Numerose istituzioni saudite sono state incaricate di creare instabilità nel Medio Oriente, tra cui le più importanti sono l’organizzazione statale di intelligence e il dipartimento di fatwa presso il ministero degli Affari religiosi. Emettendo fatwa controverse, compreso il permesso di uccidere sciiti o fatwa per il jihad in Iraq e Siria, i mufti sauditi inviano i gruppi di takfiri in questi Paesi.
Secondo un rapporto del settimanale “Der Spiegel”, almeno 82 gruppi affiliati ad al-Qaeda hanno passato i confini con la Turchia e la Giordania per combattere il governo del presidente siriano Bashar al-Assad.
La campagna saudita per alimentare l’instabilità della regione ha raggiunto il suo apice da quando il principe Bandar bin Sultan ha assunto il comando del ministero dell’intelligence saudita nel 2012. Il principe Bandar, fratello del re Abdullah ed ex delegato saudita negli Stati Uniti, è coinvolto in ogni conflitto, da quelli in Siria e Libano fino a quelli in Iraq e Bahrein.
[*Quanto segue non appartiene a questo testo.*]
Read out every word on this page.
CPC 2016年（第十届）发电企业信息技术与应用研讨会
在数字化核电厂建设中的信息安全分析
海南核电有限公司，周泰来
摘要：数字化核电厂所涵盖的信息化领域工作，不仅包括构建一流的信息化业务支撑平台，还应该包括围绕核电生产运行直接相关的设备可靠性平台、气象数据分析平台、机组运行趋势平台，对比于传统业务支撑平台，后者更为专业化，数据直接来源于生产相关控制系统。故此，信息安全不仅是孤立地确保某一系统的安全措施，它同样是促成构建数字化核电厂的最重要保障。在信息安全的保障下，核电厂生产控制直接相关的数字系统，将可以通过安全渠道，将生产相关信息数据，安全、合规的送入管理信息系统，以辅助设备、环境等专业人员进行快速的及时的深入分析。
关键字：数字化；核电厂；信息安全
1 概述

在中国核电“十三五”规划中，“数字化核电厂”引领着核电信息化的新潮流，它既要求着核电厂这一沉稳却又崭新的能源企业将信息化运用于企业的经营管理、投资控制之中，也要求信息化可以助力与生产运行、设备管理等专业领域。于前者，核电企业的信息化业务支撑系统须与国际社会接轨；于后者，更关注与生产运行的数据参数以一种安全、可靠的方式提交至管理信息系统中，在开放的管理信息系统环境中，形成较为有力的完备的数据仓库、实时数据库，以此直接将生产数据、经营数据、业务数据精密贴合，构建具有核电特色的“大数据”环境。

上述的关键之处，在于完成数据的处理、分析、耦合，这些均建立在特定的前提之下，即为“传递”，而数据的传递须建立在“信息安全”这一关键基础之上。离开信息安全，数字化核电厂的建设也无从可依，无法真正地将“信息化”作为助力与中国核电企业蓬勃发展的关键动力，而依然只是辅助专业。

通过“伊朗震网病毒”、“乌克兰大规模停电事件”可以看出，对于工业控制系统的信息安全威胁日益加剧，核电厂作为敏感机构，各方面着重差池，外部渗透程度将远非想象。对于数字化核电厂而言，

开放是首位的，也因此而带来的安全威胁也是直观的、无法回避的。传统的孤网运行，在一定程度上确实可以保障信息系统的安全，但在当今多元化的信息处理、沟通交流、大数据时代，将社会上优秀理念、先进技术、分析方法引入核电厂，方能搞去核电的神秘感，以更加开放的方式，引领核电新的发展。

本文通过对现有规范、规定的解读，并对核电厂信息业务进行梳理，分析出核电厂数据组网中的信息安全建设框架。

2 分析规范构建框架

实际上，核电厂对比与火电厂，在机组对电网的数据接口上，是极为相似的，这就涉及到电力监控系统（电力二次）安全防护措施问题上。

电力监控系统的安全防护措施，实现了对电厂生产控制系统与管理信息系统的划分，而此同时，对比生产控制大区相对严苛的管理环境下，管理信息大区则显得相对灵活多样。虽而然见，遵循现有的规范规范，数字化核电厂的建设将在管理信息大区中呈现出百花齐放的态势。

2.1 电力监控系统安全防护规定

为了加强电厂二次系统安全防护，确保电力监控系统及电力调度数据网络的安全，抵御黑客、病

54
La documentazione legata al principe Bandar indica chiaramente che sta finanziando e fornendo equipaggiamento ai ribelli da diverso tempo. Negli anni Ottanta ha aiutato la CIA ad armare i combattenti afgani contro la Russia, che successivamente sono diventati la colonna portante dei talebani e di al-Qaeda. Questo principe saudita sta attualmente riassumendo il suo vecchio ruolo fornendo ai combattenti aiuti finanziari e militari e addestramento.
Dalla Siria al Libano, passando per l’Iraq e il Pakistan, la spirale di violenza nella regione è causata dal progetto unificato del principe Bandar e di Israele. Le minacce militari di Washington contro il governo di Assad nel mese di settembre sono senza dubbio dovute alla pressione esercitata dalla coalizione israelo-saudita.
Dopo che gli Stati Uniti hanno ritirato il loro piano di lanciare un attacco militare contro la Siria, le relazioni di Washington con l’Arabia Saudita e Israele si sono logorate al punto che Riyadh si è opposto pubblicamente agli Stati Uniti per quanto riguarda la questione siriana.
Nel complesso si può affermare che Arabia Saudita e Israele stanno collaborando tra di loro allo scopo di alimentare i disordini nella regione. Analizzando i rapporti e le notizie si comprende appieno lo stretto legame che unisce i due regimi mediorientali.
Il legame tra sionismo e wahabismo si è rafforzato al punto tale che, secondo Yahya abu Zakariya, gli ebrei hanno rubato al-Quds e i wahabi hanno sottratto Mecca e Medina ai musulmani. Zakariya afferma che il wahabismo è stato istituito al fine di distruggere l’Islam e i mezzi di comunicazione wahabi finanziati dai petrodollari sauditi dipingono un’immagine oscura dell’Islam, esattamente ciò a cui mirano gli Stati Uniti e Israele.